La scuola ha appena suonato l’ultima campanella prima delle vacanze estive, ma non è un trillo di gioia: la riforma Gelmini le ha lasciato ferite aperte in tutto il territorio italiano. Anche se molti già pensano al mare e il governo Berlusconi è preoccupato di come fare a sopravvivere alle ultime batoste referendarie, sarebbe un errore permettersi di dimenticare cosa è accaduto e ancora sta accadendo in molti piccoli istituti scolastici locali grazie ai tagli governativi voluti da Giulio Tremonti per la scuola.
A Gavoi, cuore geografico della Sardegna e territorio a bassissima densità di popolazione, solo la resistenza strenua di docenti e studenti ha consentito al comprensorio scolastico di restare aperto e continuare a fornire istruzione e formazione ai ragazzi della Barbagia, altrimenti costretti a spostarsi di molti chilometri per poter proseguire gli studi o più probabilmente a non spostarsi affatto, finendo a rimpinguare le cifre dell’abbandono scolastico che sull’isola sono altissime. Il criterio del numero minimo di frequentanti sta minacciando anche territori a grande densità di popolazione come la Brianza, per esempio a Monticello in provincia di Lecco, dove gli studenti del liceo classico Villa Greppi sono da poco venuti a conoscenza del fatto che quando la scuola a settembre riaprirà le porte il loro indirizzo di studio non esisterà più, perché anziché essere 30 allievi – 15 per classe come impone la riforma – sono appena 29. Così per sopprimere le cattedre scompaiono le opportunità di imparare e si abbassa l’accessibilità allo studio proprio in territori dove il richiamo di sirena delle imprese locali in penuria di manodopera convince già oggi molti giovanissimi ad abbandonare lo studio dopo l’obbligo. Che tanto studiare non serve. Che fai meglio a imparare un lavoro. Che di cultura non si mangia, figuriamoci quella che si insegna in un liceo classico. La politica della scuola utile ha fatto passare l’idea che l’istruzione serva a lavorare, non a capire. Immaginare cittadini dotati di strumenti per comprendere il mondo sembra diventato un costo insostenibile per un’Italia che non sa più immaginare il suo futuro. Offrire ai giovani meno cultura, meno scuole e meno possibilità di istruirsi non significa motivarli a lavorare prima – come vaneggia il ministro Gelmini – ma generare una classe sociale nuova e pericolosa, priva di strumenti per decodificare il mondo e quindi senza nessuna possibilità di cambiarlo per renderlo più a misura propria. Affamare la scuola, applicarle criteri aziendalisti di efficientismo numerico e disincentivarne la frequentazione chiudendo gli indirizzi o spostandoli lontano diminuirà forse la spesa sociale, ma farà sorgere una schiatta di cittadini disarmati davanti alla realtà, il sogno segreto di ogni dittatura.

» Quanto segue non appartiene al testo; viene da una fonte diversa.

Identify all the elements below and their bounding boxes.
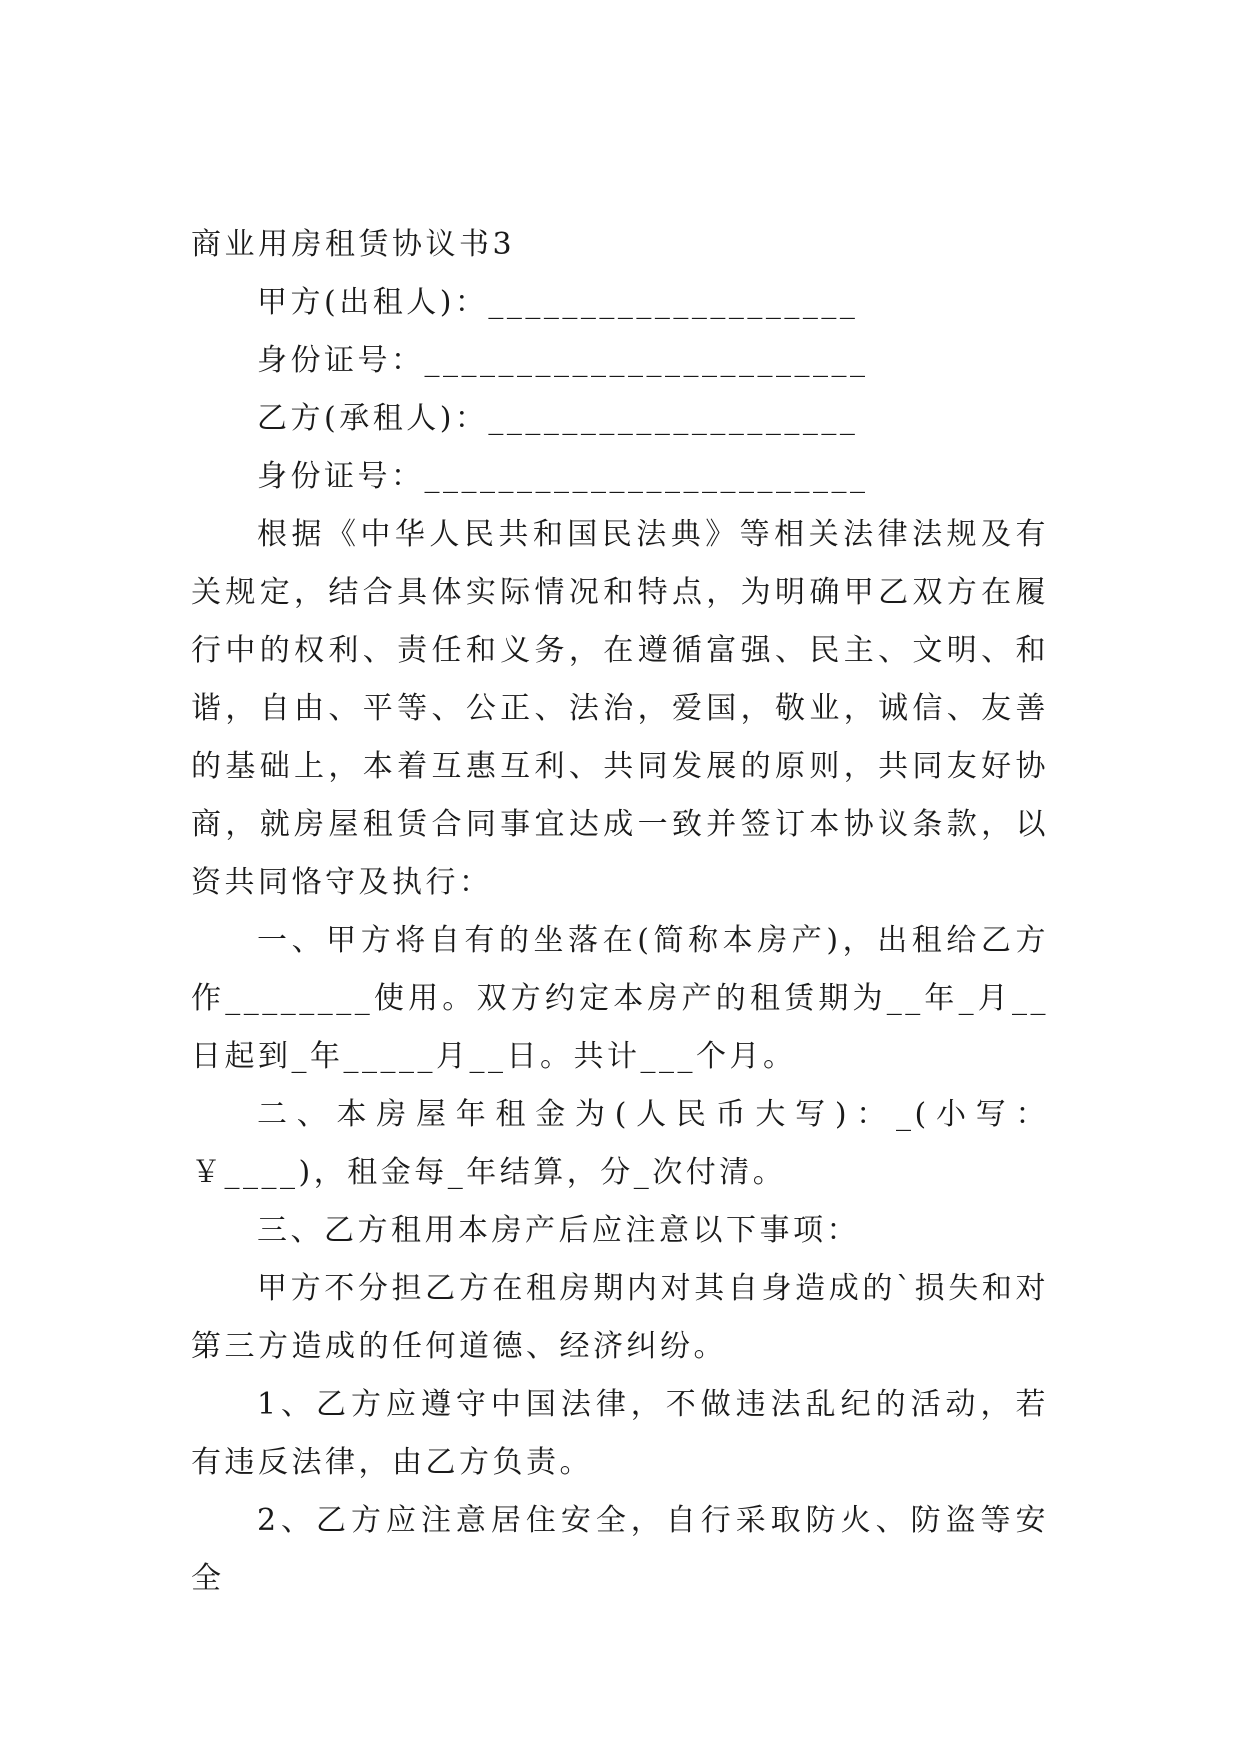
party-a-field: 甲方(出租人)：____________________ (257, 285, 859, 320)
document-title: 商业用房租赁协议书3 (191, 227, 516, 262)
clause-2-paragraph: 二、本房屋年租金为(人民币大写)：_(小写：￥____)，租金每_年结算，分_次付清。 (191, 1097, 1049, 1190)
item-1-paragraph: 1、乙方应遵守中国法律，不做违法乱纪的活动，若有违反法律，由乙方负责。 (191, 1387, 1049, 1480)
party-b-field: 乙方(承租人)：____________________ (257, 401, 859, 436)
liability-paragraph: 甲方不分担乙方在租房期内对其自身造成的`损失和对第三方造成的任何道德、经济纠纷。 (191, 1271, 1049, 1364)
party-a-id-field: 身份证号：________________________ (257, 343, 869, 378)
clause-3-heading: 三、乙方租用本房产后应注意以下事项： (257, 1213, 860, 1248)
clause-1-paragraph: 一、甲方将自有的坐落在(简称本房产)，出租给乙方作________使用。双方约定本房产的租赁期为__年_月__日起到_年_____月__日。共计___个月。 (191, 923, 1049, 1074)
document-page (191, 216, 1049, 1608)
preamble-paragraph: 根据《中华人民共和国民法典》等相关法律法规及有关规定，结合具体实际情况和特点，为明确甲乙双方在履行中的权利、责任和义务，在遵循富强、民主、文明、和谐，自由、平等、公正、法治，爱国，敬业，诚信、友善的基础上，本着互惠互利、共同发展的原则，共同友好协商，就房屋租赁合同事宜达成一致并签订本协议条款，以资共同恪守及执行： (191, 517, 1049, 900)
party-b-id-field: 身份证号：________________________ (257, 459, 869, 494)
item-2-paragraph: 2、乙方应注意居住安全，自行采取防火、防盗等安全 (191, 1503, 1049, 1596)
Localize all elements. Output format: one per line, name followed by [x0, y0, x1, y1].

Michela Murgia per Saturno 16 Giugno
Non penso che MM voglia dare lezioni a chicchessia e, temo, lei faccia male a sospettarlo. Convengo con l’autrice con il pericolo di desertificazione dell’istruzione. In Sardegna in particolare proprio per le ragioni che adduce. Immagino, tuttavia, che MM non abbia bisogno di difese d’ufficio.
mg
Non è che la Murgia si è già montata la testa e intende insegnare a Tremonti la difficile arte di far quadrare il
bilancio pubblico. Spero proprio di no.